Lymphocyte function-associated antigen 1
Lymphocyte function-associated antigen 1 (LFA-1) is an integrin found on lymphocytes and other leukocytes. LFA-1 plays a key role in emigration, which is the process by which leukocytes leave the bloodstream to enter the tissues. LFA-1 also mediates firm arrest of leukocytes. Additionally, LFA-1 is involved in the process of cytotoxic T cell mediated killing as well as antibody mediated killing by granulocytes and monocytes. As of 2007, LFA-1 has 6 known ligands: ICAM-1, ICAM-2, ICAM-3, ICAM-4, ICAM-5, and JAM-A. LFA-1/ICAM-1 interactions have recently been shown to stimulate signaling pathways that influence T cell differentiation.

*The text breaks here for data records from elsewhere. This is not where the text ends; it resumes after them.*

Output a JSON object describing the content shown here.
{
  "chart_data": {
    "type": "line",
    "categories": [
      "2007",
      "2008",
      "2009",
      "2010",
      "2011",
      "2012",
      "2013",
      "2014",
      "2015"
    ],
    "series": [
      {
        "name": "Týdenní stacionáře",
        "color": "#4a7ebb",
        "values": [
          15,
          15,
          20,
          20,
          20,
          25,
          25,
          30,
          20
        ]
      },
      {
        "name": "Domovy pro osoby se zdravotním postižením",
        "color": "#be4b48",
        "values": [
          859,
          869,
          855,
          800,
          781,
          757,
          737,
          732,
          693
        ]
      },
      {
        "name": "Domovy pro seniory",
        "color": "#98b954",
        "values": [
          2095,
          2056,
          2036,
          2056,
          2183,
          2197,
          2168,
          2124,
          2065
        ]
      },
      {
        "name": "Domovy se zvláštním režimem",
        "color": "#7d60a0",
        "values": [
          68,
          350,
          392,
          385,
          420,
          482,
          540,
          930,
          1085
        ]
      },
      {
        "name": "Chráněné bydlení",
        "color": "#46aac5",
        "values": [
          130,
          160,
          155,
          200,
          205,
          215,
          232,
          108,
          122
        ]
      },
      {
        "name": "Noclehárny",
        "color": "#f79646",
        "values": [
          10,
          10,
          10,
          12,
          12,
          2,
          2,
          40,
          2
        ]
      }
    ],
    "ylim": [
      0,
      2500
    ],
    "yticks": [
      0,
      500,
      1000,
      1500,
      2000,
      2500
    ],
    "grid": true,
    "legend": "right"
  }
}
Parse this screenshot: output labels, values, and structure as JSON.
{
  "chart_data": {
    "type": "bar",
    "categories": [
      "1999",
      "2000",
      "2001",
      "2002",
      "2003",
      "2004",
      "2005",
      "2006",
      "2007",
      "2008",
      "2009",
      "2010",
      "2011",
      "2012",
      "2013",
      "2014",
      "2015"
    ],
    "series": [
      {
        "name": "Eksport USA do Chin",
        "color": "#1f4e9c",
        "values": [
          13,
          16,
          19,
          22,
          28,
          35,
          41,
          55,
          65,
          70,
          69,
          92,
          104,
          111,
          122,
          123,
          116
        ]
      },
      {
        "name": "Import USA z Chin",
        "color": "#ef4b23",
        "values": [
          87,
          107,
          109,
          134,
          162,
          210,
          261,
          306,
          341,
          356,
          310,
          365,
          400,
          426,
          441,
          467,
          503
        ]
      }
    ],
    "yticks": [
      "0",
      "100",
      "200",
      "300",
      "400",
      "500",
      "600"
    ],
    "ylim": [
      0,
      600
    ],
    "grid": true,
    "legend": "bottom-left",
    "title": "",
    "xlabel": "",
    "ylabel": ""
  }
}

LFA-1 belongs to the integrin superfamily of adhesion molecules.
LFA-1 is a heterodimeric glycoprotein with non-covalently linked subunits. LFA-1 has two subunits designated as the alpha subunit and beta subunit. The alpha subunit was named aL in 1983. The alpha subunit is designated CD11a; and the beta subunit, unique to leukocytes, is beta-2 or CD18. The ICAM binding site is on the alpha subunit. The general binding region of the alpha subunit is the I-domain. Due to the presence of a divalent cation site in the I-domain, the specific binding site is often referred to as the metal-ion dependent adhesion site (MIDAS).
In an inactive state, LFA-1 rests in a bent conformation and has a low affinity for ICAM binding. This bent conformation conceals the MIDAS. Chemokines stimulate the activation process of LFA-1. The activation process begins with the activation of Rap1, an intracellular g-protein. Rap1 assists in breaking the constraint between the alpha and beta subunits of LFA-1. This induces an intermediate extended conformation. The conformational change stimulates a recruitment of proteins to form an activation complex. The activation complex further destabilizes the alpha and beta subunits. Chemokines also stimulate an I-like domain on the beta subunit, which causes the MIDAS site on the beta subunit to bind to glutamate on the I domain of the alpha subunit. This binding process causes the beta subunit to pull down the alpha 7 helix of the I domain, exposing and opening up the MIDAS site on the alpha subunit for binding. This causes LFA-1 to undergo a conformational change to the fully extended conformation. The process of activating LFA-1 is known as inside out signaling, which causes LFA-1 to shift from low affinity to high affinity by opening the ligand-binding site.
Early discovery of cellular adhesion molecules involved the use of monoclonal antibodies to inhibit cellular adhesion processes. The antigen that bound to the monoclonal antibodies was identified as an important molecule in cellular recognition processes. These experiments yielded the protein name “integrin” as a description of the proteins' integral role in cellular adhesion processes and the transmembrane association between the extracellular matrix and the cytoskeleton. LFA-1, a leukocyte integrin, was first discovered by Timothy Springer in mice in the 1980s.
Leukocyte Adhesion Deficiency (LAD)
Leukocyte adhesion deficiency is an immunodeficiency caused by the absence of key adhesion surface proteins, including LFA-1. LAD is a genetic defect caused by autosomal recessive genes. The deficiency causes ineffective migration and phagocytosis for impacted leukocytes. Patients with LAD also have poorly functioning neutrophils. LAD1, a subtype of LAD, is caused by a lack of integrins that contain the beta subunit, including LFA-1. LAD1 is characterized by recurring bacterial infection, delayed (>30 days) separation of umbilical cord, ineffective wound healing and pus formation, and granulocytosis. LAD1 is caused by low expression of CD11 and CD18. CD18 is found on chromosome 21 and CD11 is found on chromosome 16.